DKV Mobility erweitert Shell-Netz in Deutschland
DKV Mobility und Shell bauen ihre langjährige Zusammenarbeit in Europa weiter aus. Den ersten Schritt macht Deutschland: Künftig können DKV-Mobility-Kunden sämtliche Shell-Stationen im Bundesgebiet nutzen. Dadurch wächst das verfügbare Shell-Akzeptanznetz für Nutzer der Tankkarte um rund 440 Standorte auf etwa 1.990 Stationen.
Die Ausweitung ist Teil einer größeren europäischen Partnerschaft, die in den kommenden Jahren schrittweise auf weitere Länder ausgedehnt werden soll.
Größeres Tankstellennetz für Flotten
Mit der vollständigen Integration des deutschen Shell-Netzes erhalten gewerbliche Fuhrparks Zugang zu einem deutlich erweiterten Tankstellennetz.

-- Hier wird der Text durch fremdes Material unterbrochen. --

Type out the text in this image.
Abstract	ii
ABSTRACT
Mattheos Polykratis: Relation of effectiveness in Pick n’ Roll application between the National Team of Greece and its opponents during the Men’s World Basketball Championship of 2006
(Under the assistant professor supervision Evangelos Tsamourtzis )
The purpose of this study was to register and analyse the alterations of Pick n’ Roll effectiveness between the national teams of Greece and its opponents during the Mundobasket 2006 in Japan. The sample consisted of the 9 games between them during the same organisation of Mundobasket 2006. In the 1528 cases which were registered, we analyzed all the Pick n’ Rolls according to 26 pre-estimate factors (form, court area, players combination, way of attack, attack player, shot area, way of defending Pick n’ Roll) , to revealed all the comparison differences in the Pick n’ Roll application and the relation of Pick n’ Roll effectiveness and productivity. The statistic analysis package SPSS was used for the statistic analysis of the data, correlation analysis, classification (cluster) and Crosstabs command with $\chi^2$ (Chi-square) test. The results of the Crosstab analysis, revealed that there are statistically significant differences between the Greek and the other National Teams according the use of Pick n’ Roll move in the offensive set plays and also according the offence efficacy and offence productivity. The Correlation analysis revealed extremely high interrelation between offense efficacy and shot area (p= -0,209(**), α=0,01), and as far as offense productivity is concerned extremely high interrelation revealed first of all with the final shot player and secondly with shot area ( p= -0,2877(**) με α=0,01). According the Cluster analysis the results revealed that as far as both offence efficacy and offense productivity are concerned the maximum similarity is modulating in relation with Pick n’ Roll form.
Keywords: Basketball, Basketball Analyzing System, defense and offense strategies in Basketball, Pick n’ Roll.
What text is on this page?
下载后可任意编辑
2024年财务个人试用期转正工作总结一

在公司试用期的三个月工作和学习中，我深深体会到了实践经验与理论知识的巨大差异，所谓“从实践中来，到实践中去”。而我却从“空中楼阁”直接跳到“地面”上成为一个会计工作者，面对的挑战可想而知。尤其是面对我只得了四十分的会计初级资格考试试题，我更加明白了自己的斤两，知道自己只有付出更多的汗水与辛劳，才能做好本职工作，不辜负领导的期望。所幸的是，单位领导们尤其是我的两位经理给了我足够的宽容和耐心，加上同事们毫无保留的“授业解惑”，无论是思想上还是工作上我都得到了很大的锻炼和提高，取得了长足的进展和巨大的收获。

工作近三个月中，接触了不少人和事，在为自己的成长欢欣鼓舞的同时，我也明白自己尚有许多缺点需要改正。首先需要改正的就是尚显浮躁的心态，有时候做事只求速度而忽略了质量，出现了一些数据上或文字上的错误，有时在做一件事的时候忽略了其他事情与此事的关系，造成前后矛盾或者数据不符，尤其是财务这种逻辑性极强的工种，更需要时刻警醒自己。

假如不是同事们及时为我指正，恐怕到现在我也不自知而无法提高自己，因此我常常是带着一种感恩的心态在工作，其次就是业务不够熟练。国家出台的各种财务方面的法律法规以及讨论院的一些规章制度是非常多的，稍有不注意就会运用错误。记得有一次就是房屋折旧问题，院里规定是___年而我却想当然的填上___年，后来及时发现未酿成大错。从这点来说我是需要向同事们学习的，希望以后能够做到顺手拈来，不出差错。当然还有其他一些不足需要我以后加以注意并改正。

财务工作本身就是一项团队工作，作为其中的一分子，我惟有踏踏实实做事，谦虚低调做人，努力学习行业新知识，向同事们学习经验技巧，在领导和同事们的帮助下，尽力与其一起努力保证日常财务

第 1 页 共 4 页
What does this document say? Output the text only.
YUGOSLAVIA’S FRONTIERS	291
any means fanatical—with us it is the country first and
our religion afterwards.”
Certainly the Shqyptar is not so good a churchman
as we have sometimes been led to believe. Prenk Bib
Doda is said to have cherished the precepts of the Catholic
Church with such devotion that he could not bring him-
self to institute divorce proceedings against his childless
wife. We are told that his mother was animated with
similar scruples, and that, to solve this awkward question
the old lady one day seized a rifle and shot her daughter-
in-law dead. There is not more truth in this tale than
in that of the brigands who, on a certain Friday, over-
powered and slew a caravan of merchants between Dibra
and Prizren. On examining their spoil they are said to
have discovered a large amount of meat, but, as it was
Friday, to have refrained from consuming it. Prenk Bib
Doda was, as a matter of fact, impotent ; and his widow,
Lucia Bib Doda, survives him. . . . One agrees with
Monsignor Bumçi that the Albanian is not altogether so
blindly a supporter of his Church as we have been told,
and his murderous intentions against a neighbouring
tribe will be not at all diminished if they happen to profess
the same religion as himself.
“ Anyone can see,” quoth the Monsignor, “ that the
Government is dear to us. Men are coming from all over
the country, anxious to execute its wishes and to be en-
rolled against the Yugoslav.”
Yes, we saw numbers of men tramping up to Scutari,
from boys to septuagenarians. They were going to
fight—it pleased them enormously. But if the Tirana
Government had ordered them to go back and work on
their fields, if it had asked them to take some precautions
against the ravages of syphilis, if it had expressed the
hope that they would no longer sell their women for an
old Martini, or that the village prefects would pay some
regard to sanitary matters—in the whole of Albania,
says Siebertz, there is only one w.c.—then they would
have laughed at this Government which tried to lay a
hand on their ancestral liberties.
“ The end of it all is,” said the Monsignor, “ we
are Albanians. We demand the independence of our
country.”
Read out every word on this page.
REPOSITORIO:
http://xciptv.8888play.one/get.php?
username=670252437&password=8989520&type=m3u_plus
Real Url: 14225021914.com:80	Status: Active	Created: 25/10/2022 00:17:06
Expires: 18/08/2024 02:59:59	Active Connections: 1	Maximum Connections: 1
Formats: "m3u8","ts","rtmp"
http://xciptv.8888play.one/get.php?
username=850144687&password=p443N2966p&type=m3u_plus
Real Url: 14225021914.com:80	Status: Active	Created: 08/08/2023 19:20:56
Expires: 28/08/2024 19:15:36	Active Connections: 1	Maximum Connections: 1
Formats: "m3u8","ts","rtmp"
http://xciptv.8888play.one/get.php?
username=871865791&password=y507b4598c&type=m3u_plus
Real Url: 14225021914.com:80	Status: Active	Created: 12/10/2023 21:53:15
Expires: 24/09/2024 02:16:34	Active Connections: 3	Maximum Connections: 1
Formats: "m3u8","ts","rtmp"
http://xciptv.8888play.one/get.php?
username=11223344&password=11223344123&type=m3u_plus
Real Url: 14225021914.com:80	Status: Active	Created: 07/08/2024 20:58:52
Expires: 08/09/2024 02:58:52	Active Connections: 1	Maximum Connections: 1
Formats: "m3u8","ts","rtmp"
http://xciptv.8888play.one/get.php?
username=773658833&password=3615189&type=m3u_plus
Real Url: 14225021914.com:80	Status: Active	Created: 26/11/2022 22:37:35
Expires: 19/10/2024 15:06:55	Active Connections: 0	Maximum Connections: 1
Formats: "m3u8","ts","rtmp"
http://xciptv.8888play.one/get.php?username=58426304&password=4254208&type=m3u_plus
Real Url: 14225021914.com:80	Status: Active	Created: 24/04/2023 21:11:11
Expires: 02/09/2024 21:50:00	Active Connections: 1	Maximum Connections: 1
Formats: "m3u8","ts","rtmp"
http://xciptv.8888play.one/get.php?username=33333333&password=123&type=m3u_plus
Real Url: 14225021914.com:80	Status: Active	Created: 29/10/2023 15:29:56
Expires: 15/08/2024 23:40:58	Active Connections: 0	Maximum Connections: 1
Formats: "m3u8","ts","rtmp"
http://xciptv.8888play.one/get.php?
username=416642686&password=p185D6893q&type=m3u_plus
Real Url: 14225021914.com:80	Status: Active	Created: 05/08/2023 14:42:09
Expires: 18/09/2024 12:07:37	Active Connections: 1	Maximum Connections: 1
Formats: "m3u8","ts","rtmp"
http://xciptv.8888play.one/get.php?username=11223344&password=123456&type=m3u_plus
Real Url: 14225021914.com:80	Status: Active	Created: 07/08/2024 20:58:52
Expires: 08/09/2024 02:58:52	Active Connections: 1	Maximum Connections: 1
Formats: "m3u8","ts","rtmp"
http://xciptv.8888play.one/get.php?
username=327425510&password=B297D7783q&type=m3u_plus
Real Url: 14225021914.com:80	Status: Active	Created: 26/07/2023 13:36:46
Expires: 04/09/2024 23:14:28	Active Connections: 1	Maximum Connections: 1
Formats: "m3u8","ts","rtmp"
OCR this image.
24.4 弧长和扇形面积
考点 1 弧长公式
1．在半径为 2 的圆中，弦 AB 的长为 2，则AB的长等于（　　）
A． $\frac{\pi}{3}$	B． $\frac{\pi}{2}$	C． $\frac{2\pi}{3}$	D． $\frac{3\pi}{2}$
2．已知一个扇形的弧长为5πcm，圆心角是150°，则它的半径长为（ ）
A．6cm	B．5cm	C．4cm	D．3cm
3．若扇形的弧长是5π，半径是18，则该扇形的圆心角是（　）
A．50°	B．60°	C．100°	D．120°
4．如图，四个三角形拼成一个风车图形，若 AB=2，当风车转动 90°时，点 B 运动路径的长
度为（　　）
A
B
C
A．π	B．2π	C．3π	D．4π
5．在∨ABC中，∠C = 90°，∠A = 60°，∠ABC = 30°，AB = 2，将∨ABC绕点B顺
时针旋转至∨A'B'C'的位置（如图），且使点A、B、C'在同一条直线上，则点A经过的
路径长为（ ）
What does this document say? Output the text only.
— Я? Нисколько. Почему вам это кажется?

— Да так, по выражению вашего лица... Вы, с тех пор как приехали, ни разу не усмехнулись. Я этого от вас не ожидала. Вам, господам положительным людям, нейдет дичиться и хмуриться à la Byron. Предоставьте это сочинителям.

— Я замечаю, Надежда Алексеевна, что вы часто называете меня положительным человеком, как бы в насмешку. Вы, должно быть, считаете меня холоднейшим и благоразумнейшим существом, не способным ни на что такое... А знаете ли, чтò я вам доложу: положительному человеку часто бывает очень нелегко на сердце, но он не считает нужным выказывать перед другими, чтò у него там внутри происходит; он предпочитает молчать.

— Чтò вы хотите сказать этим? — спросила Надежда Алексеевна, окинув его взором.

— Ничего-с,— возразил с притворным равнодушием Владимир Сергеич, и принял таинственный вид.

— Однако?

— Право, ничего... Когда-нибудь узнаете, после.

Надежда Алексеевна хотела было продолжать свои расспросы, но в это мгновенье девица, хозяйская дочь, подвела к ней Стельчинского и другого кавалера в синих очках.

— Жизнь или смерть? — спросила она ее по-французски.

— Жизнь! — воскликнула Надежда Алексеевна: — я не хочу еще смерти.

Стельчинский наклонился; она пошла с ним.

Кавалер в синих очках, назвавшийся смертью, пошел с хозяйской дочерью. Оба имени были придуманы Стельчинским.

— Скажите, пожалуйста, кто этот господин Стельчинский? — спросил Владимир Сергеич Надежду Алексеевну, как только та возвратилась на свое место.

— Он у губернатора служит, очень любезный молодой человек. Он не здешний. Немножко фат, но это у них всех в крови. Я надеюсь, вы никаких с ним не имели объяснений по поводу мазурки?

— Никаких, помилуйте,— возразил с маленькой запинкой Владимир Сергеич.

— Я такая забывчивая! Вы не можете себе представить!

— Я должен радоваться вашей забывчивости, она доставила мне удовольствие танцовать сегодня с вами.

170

Europaweit stehen DKV-Mobility-Kunden bereits mehr als 3.100 Shell-Stationen zur Verfügung.
Für Transportunternehmen bedeutet die Ausweitung mehr Flexibilität bei der Routenplanung und eine höhere Versorgungssicherheit auf nationalen und internationalen Verkehren.
Digitale Tankprozesse werden ausgebaut
Neben der Netzabdeckung wollen beide Unternehmen auch ihre technologische Zusammenarbeit vertiefen. Im Mittelpunkt stehen digitale Bezahl- und Abrechnungsprozesse.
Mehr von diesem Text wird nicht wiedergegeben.